La Fiat auto sempre più americana

Marchionne sta trasformando l’industria automobilistica torinese in industria automobilistica multinazionale. I rischi e le conseguenze per i lavoratori. L’uscita da Confindustria
Sergio Marchionne

Quasi fosse una azienda di stato, per oltre mezzo secolo, la Fiat è stata tenuta la riparo dai concorrenti stranieri e per costruire stabilimenti in aree del Paese che avevano grande bisogno di lavoro, quelli che adesso tende ad abbandonare, ha assorbito una notevole fetta delle risorse pubbliche italiane destinate alla ricerca ed alla innovazione industriale.

 

Grazie anche a tutte queste risorse pubbliche la Fiat è ancora sul mercato, è addirittura diventata una multinazionale e come tale adesso adotta una strategia di tal fatta: quando separatolo da quello industriale il settore auto è diventato azionista di maggioranza di Chrysler, era evidente, visto che è sempre il pesce più grosso che inghiotte quello più piccolo, che esso diventava statunitense, ovunque fosse mantenuta la sede legale della società; ne era un chiaro sintomo il programma di montare nello stabilimento storico torinese della Fiat dei Suv costruiti negli Usa: gli stabilimenti italiani erano diventati periferici perché il cuore e forse anche il cervello dell’azienda erano altrove.

 

È comprensibile che i rappresentanti dei lavoratori chiedano che Fiat ricordi quanto in passato ha costruito con i suoi lavoratori italiani ed ottenuto dallo Stato italiano, ma la realtà è che non vi sono argomenti legalmente validi per obbligarla ad agire diversamente: tali impegni andavano definiti quando si concedevano quei benefici!

 

Adesso Marchionne ha firmato l’uscita da Confindustria, per liberarsi dagli obblighi che aderendovi gli si imponevano, visto che nella sua ottica italiana essa aveva firmato con i sindacati accordi che riducevano l’impatto di quanto con l’ultima manovra economica è diventato legge dello Stato; la possibilità cioè di concordare tra industrie e sindacati locali contratti diversi da quelli nazionali, che considerino anche la possibilità di licenziare dei lavoratori; contratti simili a quelli che Marchionne aveva già ottenuto dopo molte lotte con alcune aziende e che intende estendere a tutte la sue attività italiane.
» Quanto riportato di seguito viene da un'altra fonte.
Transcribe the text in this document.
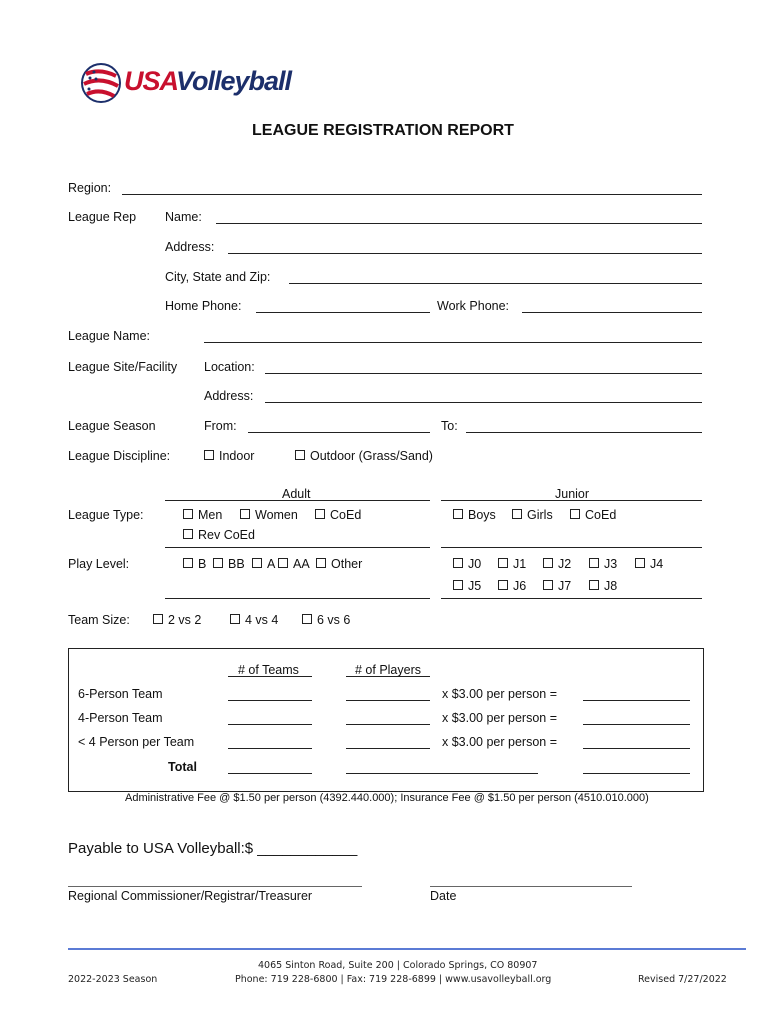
USAVolleyball
LEAGUE REGISTRATION REPORT
Region:
League Rep Name:
Address:
City, State and Zip:
Home Phone:	Work Phone:
League Name:
League Site/Facility Location:
Address:
League Season	From:	To:
League Discipline:	Indoor	Outdoor (Grass/Sand)
Adult	Junior
League Type:	Men	Women	CoEd
Rev CoEd
Boys	Girls	CoEd
Play Level:	B	BB	A	AA	Other	J0	J1	J2	J3	J4
J5	J6	J7	J8
Team Size:	2 vs 2	4 vs 4	6 vs 6
# of Teams	# of Players
6-Person Team	x $3.00 per person =
4-Person Team	x $3.00 per person =
< 4 Person per Team	x $3.00 per person =
Total
Administrative Fee @ $1.50 per person (4392.440.000); Insurance Fee @ $1.50 per person (4510.010.000)
Payable to USA Volleyball:$ ____________
Regional Commissioner/Registrar/Treasurer	Date
2022-2023 Season
4065 Sinton Road, Suite 200 | Colorado Springs, CO 80907
Phone: 719 228-6800 | Fax: 719 228-6899 | www.usavolleyball.org	Revised 7/27/2022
Quella clausola, lo abbiamo capito ultimamente, non è farina del sacco del governo, ma è una di quelle imposte dalla Banca centrale europea come condizione per continuare a comperare i nostri titoli di Stato quando si teme che essi rimangano invenduti: è una clausola che se applicata supera l’articolo 18 della legge sul lavoro che protegge il posto fisso dei lavoratori delle aziende medio grandi fino al loro fallimento.

 

La provenienza europea del diktat, fa pensare che gli specialisti del settore considerino che essa potrebbe incidere notevolmente sull’economia del Paese, inducendo la creazione di posti di lavoro in aree che ne hanno disperatamente bisogno ed in cui la rinuncia, in caso di nuove attività, della protezione del posto fisso, non sembra abbia la massima priorità; se una azienda è produttiva, nessun imprenditore vuole rinunciare a coloro che la rendono tale.

Tanti auguri a Marchionne ed alla Fiat targata Chrysler, speriamo che trovi la convenienza economica a continuare ad investire in Italia. Ma attenti d’ora in avanti a nuove concessioni in nome della "industria automobilistica italiana"!